Politisi itu sama saja di mana-mana. Mereka berjanji membangun jembatan bahkan di tempat yang tidak ada sungai.
~Nikita Khrushchev, Mantan Perdana Menteri Uni Soviet~
Musyawarah Nasional Luar Biasa (Munaslub) Partai Golkar baru saja selesai (20/12). Airlangga Hartarto (AH) terpilih secara aklamasi walaupun beberapa kader sebelumnya menyatakan siap maju bertarung dalam forum munaslub.

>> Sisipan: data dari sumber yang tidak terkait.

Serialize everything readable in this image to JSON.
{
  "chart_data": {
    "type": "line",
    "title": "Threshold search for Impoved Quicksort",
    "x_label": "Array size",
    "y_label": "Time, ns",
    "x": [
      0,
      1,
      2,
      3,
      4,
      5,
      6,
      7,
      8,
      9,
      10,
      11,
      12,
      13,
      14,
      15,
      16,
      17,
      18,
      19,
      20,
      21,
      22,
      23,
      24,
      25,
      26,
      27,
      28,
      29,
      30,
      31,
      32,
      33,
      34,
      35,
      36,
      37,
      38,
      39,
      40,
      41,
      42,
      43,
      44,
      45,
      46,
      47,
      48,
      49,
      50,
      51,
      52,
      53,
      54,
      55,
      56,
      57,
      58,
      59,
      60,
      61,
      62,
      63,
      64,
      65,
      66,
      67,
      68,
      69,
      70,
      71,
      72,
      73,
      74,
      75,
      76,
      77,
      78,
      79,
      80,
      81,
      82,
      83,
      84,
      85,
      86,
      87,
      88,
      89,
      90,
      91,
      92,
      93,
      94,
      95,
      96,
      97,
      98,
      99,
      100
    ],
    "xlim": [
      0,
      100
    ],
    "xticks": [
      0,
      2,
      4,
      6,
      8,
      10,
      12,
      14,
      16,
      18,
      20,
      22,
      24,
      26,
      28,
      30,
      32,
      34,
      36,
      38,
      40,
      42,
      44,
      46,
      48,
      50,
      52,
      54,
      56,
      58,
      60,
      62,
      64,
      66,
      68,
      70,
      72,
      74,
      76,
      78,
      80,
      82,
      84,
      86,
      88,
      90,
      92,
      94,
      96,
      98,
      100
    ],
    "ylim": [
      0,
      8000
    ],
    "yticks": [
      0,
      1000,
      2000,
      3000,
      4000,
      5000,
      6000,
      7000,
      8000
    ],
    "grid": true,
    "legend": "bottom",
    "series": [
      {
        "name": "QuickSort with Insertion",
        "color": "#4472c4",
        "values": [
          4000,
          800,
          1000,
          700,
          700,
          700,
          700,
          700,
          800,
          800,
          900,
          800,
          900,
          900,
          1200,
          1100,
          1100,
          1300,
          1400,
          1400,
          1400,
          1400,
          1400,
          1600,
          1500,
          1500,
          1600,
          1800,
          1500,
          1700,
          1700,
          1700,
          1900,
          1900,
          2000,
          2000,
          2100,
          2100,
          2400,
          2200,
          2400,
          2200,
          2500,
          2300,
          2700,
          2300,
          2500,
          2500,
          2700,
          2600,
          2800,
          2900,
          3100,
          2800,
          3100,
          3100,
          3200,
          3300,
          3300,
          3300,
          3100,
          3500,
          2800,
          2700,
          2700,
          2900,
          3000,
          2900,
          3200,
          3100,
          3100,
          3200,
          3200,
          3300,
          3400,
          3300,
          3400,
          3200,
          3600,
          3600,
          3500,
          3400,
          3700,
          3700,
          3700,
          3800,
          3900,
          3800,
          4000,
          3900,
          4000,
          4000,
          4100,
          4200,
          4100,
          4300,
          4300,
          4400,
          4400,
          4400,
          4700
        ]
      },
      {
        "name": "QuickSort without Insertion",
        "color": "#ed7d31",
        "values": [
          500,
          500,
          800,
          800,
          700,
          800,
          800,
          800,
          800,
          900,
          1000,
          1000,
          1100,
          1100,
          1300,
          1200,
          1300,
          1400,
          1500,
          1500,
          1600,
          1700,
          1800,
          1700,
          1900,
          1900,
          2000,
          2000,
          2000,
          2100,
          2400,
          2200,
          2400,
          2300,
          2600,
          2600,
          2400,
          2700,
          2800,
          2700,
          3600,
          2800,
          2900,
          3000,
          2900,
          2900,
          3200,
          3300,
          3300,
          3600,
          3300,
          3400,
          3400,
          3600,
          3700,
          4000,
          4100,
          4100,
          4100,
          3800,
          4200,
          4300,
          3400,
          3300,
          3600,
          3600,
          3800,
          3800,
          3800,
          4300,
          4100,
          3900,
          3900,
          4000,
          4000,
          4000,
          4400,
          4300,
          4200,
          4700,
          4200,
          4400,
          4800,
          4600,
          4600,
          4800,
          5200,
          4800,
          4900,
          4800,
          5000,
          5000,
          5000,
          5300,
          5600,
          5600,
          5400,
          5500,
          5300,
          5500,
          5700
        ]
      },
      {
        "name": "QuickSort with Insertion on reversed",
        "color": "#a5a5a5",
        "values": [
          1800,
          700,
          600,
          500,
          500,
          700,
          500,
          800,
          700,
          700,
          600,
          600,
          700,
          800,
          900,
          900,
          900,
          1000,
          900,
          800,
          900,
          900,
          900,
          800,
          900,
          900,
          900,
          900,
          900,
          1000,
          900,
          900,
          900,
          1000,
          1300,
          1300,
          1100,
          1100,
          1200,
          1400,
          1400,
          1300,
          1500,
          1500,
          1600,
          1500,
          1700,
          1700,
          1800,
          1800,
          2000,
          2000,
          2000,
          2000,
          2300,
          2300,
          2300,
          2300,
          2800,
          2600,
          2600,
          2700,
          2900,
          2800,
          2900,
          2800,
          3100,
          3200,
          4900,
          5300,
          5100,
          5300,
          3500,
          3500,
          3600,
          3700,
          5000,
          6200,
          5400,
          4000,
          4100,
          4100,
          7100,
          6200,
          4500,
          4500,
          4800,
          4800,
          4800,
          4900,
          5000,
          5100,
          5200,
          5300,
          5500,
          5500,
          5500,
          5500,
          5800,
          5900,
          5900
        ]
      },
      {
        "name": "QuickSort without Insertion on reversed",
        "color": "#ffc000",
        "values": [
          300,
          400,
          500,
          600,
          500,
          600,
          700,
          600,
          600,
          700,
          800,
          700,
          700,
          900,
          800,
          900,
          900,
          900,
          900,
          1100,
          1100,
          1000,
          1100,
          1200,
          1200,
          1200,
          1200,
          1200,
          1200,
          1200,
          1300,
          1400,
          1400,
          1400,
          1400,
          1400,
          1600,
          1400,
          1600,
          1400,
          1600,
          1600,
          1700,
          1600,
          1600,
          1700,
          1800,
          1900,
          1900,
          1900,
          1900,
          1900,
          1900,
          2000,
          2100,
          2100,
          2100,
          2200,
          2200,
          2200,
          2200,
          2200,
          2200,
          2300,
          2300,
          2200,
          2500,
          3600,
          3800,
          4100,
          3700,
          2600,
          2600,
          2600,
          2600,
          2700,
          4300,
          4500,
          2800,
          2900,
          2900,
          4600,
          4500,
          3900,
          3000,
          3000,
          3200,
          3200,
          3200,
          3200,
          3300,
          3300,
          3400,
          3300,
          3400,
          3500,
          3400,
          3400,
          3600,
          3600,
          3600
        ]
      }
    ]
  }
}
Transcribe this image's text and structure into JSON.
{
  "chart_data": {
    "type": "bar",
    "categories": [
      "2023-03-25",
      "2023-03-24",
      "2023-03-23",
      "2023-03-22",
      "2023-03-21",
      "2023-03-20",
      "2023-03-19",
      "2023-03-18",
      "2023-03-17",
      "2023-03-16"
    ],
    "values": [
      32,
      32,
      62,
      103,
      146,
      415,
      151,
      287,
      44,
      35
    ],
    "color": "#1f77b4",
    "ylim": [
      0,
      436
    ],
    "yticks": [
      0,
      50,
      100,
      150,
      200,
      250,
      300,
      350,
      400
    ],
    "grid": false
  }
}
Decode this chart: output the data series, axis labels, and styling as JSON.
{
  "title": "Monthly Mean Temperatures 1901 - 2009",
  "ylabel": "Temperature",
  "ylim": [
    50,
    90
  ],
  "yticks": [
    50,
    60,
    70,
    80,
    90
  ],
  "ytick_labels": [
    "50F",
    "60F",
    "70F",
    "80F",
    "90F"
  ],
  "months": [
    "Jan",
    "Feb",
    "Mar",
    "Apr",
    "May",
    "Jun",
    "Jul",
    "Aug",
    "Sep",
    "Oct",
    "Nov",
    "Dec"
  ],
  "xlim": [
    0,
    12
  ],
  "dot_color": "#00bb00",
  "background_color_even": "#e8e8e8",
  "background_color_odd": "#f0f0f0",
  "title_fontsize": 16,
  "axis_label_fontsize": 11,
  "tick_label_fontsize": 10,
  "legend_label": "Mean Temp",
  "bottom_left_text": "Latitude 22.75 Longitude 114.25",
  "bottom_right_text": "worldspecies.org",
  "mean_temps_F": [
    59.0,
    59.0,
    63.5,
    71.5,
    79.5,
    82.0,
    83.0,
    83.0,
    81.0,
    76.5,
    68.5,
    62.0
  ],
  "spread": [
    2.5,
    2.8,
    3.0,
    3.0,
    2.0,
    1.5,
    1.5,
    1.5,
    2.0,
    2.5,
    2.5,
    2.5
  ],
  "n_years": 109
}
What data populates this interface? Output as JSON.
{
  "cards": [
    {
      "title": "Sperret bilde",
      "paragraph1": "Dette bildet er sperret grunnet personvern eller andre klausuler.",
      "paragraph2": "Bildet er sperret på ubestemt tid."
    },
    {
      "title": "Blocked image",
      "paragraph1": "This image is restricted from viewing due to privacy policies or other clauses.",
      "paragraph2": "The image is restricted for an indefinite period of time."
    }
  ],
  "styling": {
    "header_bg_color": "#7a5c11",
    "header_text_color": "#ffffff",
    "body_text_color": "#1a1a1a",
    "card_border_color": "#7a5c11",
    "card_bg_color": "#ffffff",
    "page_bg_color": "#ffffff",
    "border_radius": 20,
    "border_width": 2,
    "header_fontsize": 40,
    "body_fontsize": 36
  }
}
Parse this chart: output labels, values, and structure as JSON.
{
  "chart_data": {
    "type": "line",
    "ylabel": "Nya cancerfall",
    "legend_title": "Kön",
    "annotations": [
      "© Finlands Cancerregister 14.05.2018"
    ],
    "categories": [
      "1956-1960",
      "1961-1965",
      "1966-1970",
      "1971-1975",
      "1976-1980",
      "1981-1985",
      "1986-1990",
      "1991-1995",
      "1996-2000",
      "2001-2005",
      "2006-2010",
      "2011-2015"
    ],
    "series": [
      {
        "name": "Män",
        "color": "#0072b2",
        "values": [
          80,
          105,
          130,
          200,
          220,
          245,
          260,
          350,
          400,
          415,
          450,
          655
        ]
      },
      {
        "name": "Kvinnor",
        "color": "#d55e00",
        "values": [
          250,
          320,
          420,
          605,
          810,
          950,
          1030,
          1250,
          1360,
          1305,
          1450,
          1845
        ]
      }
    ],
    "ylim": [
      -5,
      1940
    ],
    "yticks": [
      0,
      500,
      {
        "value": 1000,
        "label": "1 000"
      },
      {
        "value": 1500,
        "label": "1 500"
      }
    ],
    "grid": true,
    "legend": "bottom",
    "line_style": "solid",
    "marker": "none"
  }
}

Penetapan AH sebagai ketua umum menggantikan Setya Novanto dalam rapat pleno DPP Partai Golkar pada Rabu (13/11) akhirnya mengubur niat calon lainnya.
Dalam sambutan pembukaan munaslub, Presiden Jokowi menjelaskan kedatangan rombongan DPD I Partai Golkar ke Istana Bogor (30/11) dan menyatakan dukungan ke AH sekaligus meminta izin agar diperkenankan maju sebagai calon ketua umum. Penjelasan Presiden Jokowi tersebut, jelas menyiratkan dukungan ke AH yang juga sebagai Menteri Perindustrian dalam kabinet kerja yang sedang dipimpinnya.
Dukungan DPD, sinyal kuat Istana serta penetapan sebagai ketua umum sudah dapat dipastikan bahwa AH akan mulus menjadi ketua umum DPP Partai Golkar yang baru. Selain itu ketiadaan calon lain yang mencukupi persentasi sebesar 30 persen pemilik suara karena AH telah memborong semuanya.
Ditengah prahara Partai Golkar akibat perilaku mantan ketua umum, Setya Novanto, yang terlibat dalam beberapa kasus pidana, kasus papa minta saham hingga puncaknya, penahanan Novanto dalam kasus korupsi KTP elektronik membuat Partai Golkar dicitrakan sebagai partai korup.
Sebelumnya, beberapa kader Golkar telah diciduk lembaga antirasuah seperti Ridwan Mukti (Gubernur Bengkulu), Siti Mashita Soeparno (Wali Kota Tegal), Iwan Rusmali (Ketua DPRD Banjarmasin), Tubagus Iman Ariyadi (Wali Kota Cilegon), Rita Widyasari (Bupati Kutai Kartanegara), Adtya Moha (Anggota DPR) dan Markus Nari (Anggota DPR) yang terlibat dalam kasus yang sama dengan Novanto.
Serangkaian peristiwa diatas telah menyeret Partai Golkar dalam pusaran korupsi ditengah pemerintahan Jokowi-JK bertekad memberantas segala tindak pidana korupsi. Dengan sifat yang sama, berkategori kejahatan luar biasa (extraordinary crime) dalam kasus narkoba, Jokowi bahkan lebih garang memerintahkan tembak mati terhadap pengedar narkoba. Sementara kasus korupsi hukumannya makin ringan.
Korupsi sudah menjadi musuh bersama bangsa Indonesia dan amanat reformasi 1998 yang belum tuntas. Menjadi tugas bersama khsusnya partai politik sebagai pilar negara demokrasi menyatakan dengan gamblang, perang terhadap korupsi yang merugikan negara dan menyengsarakan rakyat.